See the face of your enemy, advised Dr Ivan Hernandez Caravaca of Boehringer Ingelheim Spain.
The genetic sequences identifying which variants of the virus are present on the farm can give multiple answers regarding PRRS. The sequencing process has real practical applications at farm level. One is to monitor isolates in a farm or geographic area. Another is to establish the herd’s current status, while a third possibility is to reveal the constraints that could potentially interfere with effective control.
Sequencing to track changes with time is useful also to keep an eye on biosecurity. In one example, finding the same sequence on two separate farms led to the discovery that the same manager visited both of them to do pregnancy testing of sows - and used the same ultrasound scanner on both sites on the same day.
How often to sequence? Doing it just once per year may address whether something found is a new virus on the farm or an evolution of the resident virus.
How to manage the data obtained? Dr Hernandez referred to the Disease BioPortal internet concept developed originally to provide information on foot-and-mouth disease, but since extended to PRRS with the backing of a US$ 2 million investment by Boehringer Ingelheim. It depicts the real-time evolution of sequences on a farm, in an area and even worldwide.
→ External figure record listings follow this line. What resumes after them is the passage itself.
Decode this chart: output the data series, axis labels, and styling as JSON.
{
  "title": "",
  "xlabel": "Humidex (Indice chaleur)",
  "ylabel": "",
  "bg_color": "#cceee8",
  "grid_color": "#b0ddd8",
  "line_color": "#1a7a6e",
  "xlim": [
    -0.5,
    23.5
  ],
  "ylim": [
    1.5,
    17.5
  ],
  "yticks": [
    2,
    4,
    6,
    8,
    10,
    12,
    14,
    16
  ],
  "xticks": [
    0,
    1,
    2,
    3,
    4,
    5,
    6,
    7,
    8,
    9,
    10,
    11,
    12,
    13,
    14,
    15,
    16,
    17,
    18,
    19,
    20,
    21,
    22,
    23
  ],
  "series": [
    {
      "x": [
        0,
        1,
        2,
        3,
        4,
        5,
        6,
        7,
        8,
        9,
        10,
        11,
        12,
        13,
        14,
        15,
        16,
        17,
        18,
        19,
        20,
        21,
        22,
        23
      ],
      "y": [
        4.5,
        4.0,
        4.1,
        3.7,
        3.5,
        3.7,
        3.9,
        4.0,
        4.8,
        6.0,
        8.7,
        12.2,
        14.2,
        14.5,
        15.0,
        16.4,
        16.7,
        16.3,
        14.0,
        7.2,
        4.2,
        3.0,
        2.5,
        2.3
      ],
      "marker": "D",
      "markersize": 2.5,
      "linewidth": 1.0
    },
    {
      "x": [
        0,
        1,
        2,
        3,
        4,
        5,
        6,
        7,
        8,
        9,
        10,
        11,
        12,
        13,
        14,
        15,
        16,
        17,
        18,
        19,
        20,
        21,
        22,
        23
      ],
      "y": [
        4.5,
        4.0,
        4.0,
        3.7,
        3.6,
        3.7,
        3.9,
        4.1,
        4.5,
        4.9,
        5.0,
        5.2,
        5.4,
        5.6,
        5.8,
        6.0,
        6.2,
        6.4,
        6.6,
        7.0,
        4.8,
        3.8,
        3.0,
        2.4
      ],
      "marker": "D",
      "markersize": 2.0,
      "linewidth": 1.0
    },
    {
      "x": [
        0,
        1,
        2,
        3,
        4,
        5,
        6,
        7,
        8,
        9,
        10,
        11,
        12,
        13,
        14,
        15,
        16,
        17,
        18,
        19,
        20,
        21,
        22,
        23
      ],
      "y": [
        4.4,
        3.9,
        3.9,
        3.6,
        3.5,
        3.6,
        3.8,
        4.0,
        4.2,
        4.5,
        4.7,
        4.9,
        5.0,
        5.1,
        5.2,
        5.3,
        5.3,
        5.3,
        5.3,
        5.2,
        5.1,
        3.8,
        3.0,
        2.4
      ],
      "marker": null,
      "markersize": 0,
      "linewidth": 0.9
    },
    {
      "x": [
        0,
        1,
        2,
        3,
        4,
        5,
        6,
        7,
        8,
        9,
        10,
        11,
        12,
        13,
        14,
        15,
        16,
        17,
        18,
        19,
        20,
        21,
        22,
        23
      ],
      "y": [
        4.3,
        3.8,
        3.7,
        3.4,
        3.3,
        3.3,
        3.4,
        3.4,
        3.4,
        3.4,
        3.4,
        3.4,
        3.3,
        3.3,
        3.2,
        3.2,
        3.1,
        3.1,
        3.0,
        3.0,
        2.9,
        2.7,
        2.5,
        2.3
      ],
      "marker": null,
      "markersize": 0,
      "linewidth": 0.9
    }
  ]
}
Are the ways used for costing PRRS really correct? Swine economist Dr Dennis diPietre of KnowledgeVentures Inc. suggested that this was doubtful. Most probably, he commented, the economic impact of the disease on European pig herds has been under-estimated by being too low on cost effects and too high on expected sales.
When a dataset from a real operation was made available to him, Dr diPietre used it to calculate detailed costings in a model taking performance figures from herds in Northern Europe and pig prices from European records. This exercise concluded that while total costs in herds without PRRS over a period of three years worked out on average at 36.63 Euros per pig weaned, with the disease these costs increased to 42.14 Euros per weaned piglet.
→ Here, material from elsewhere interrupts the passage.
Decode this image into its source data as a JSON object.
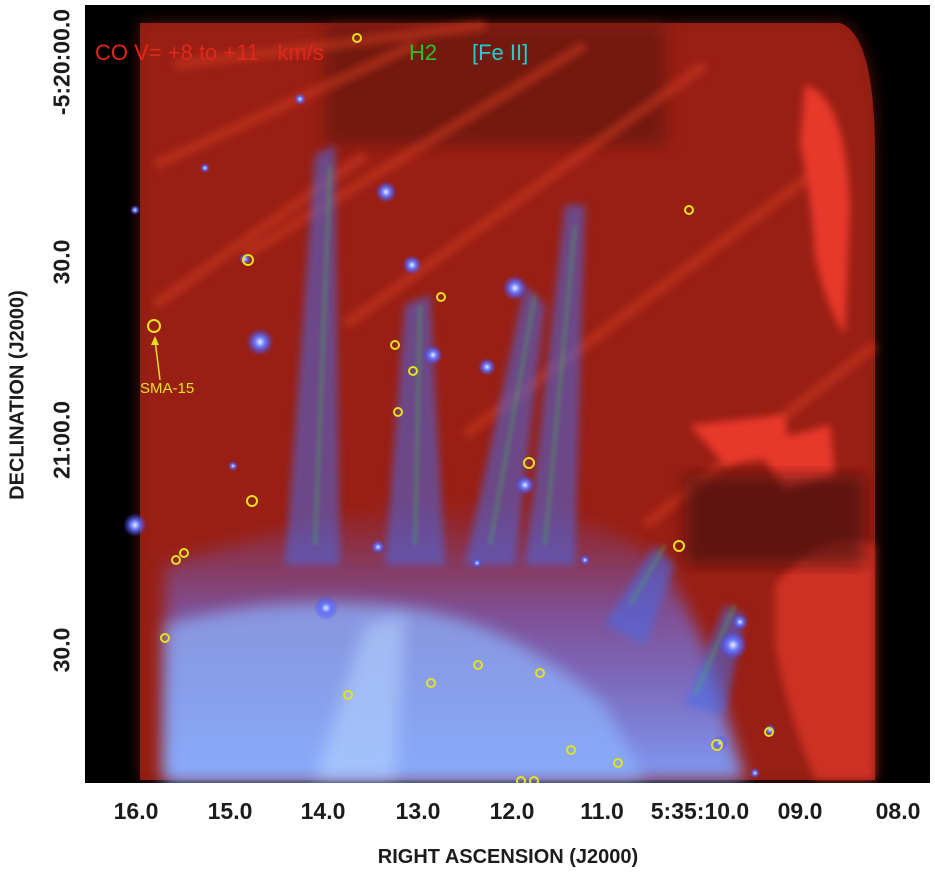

He added, most estimates of costs are based on a performance difference measured between healthy and infected pigs, converted into economic impact per pig and multiplied by the number of pigs involved. But extrapolating individual results or averages to the whole herd is unlikely to be an accurate way of costing the disease in the case of PRRS, not least because of the presence of sub-populations affected to different degrees by the infection.
When taking subpopulations in the nursery and fattening into account the findings tell us that the average loss per head due to PRRS is close to 12€. The important concept to consider here is that the cost of PRRS can much lower or higher since categories contained a wide and uneven distribution around the mean and this was true also for the calculation of net income, but the principle remained firm that when PRRS strikes it beings a fall in profitability and a greater expectation of operating at a loss.
Summarising the meeting in numbers, swine technical head Dr Oliver Duran said it had comprised 10 hours of content and six excellent speakers as well as those 5 Steps and the 200 people attending. It had also been a valuable opportunity to learn and to exchange ideas about controlling PRRS, which remains probably the most important swine disease economically in the world today.